Wealth Management

In Bloomberg, Garfield Reynolds covers the weakness in bond markets following a flurry of better than expected economic news which is making clear that a recession is not imminent. Between March and June, bonds were in the midst of a spectacular rally due to inflation slowing, increasing signs that a recession was likely in the second-half of the year, and financial stress caused by the failure of regional banks.

Yet, these gains have been quickly wiped away in the past month amid strength in the labor market and consumption. Also, it’s now apparent that the Fed’s hiking cycle is not over. Consequently, a global index of government bond yields have hit their highest level since September 2008 which precipitated the Great Recession. Adding to bond woes is the consensus expectation that Treasury yields had peaked. 

It’s also impressive that despite weakness in regional banks, there has been no contagion effect in terms of tighter credit which could potentially add to recessionary impulses. However, some market participants are wary that further weakness in bonds could result in strains to the banking system and result in a ‘deposit flight’ to Treasuries. 


Finsum: Fixed income has been in a brutal bear market over the past month as the market’s consensus about a bond bull market, slowing economy, and the Fed being finished in terms of rate hikes have proven to be false. 

In an article for Morningstar, Sheryl Rowling discusses a conundrum facing many financial advisors - how to grow their practices without compromising on providing personalized attention to clients. After all, client service is the foundation for any successful practice and sacrificing this in the pursuit of growth can lead to higher rates of turnover and dissatisfied clients. 

One recommendation is to set up systems to ensure constant communication with clients. For instance, many advisors commit to responding to any client inquiries within 24 hours with the type of communication customized to client preference. Additionally, advisors can create a quarterly piece of content like an email newsletter or a letter, providing general updates on a client’s financial plan and keep them updated about financial markets and other important information.  

Another recommendation is to invest in creating an effective online presence. While this requires an upfront investment in terms of time and money, it will create longer-term efficiency in terms of marketing and client recruitment. Thus, growth can be achieved without compromising on service. 

Hiring an assistant or operations person who either specializes in back office tasks, marketing, or customer service can also be helpful and lead to additional time savings. Many advisors continue to wear many hats and don’t spend enough time on the tasks that move the needle for their firm. By hiring for specialized roles, advisors will have more time to focus on the key tasks that drive success whether it's more personal time with clients, portfolio management, or generating leads. 


Finsum: Every financial advisor faces a similar challenge. They want to grow their practice but not compromise on client service which is integral to long-term success.  

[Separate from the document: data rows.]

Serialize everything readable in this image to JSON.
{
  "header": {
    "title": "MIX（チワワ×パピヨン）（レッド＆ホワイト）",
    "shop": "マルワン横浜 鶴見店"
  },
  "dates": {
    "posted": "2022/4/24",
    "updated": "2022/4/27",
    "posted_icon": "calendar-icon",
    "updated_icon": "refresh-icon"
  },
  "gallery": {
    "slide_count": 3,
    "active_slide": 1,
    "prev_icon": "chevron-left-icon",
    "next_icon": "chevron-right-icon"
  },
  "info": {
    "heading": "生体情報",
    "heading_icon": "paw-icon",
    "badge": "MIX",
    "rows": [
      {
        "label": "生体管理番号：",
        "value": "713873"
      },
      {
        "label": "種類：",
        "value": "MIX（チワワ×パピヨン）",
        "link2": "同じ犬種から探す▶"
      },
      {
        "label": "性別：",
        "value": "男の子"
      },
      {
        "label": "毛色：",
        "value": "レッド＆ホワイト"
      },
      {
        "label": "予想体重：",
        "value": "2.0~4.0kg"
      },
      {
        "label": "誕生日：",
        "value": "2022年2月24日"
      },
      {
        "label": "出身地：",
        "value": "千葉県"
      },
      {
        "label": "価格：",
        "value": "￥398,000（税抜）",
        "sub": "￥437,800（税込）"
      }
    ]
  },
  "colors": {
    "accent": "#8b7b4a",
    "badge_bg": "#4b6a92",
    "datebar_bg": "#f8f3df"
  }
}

In an article for InvestmentNews, Gregg Greenberg discusses findings from Cerulli Edge’s latest report on the asset and wealth management industry. One of the most alarming takeaways is that there is a trickle of new advisors entering the industry with the vast majority failing to stick.

Overall, more are exiting the industry via retirement or quitting than entering. Last year, the number of advisors increased by only 2,579. And, the failure rate for newer advisors was 72%. 

Due to these findings, Cerulli made some recommendations on how practices can attract fresh talent to the industry. Most new advisors enter the industry through referrals while lacking any sort of experience in financial services. 

Thus, it’s imperative that firms have a structured training program that allows new advisors to learn the industry to gain confidence and experience. One of the barriers that new advisors face is the challenge of building their own client book. Thus, an effective training program should equip advisors with the skills and knowledge to successfully build their own book. It should also come with a natural progression from operational and support roles into production and portfolio management especially as compensation is tied to the latter two categories. 


Finsum: The Financial advisor industry is facing a long-term challenge with a lack of new entrants into the field, a high failure rate, and a looming wave of retirements.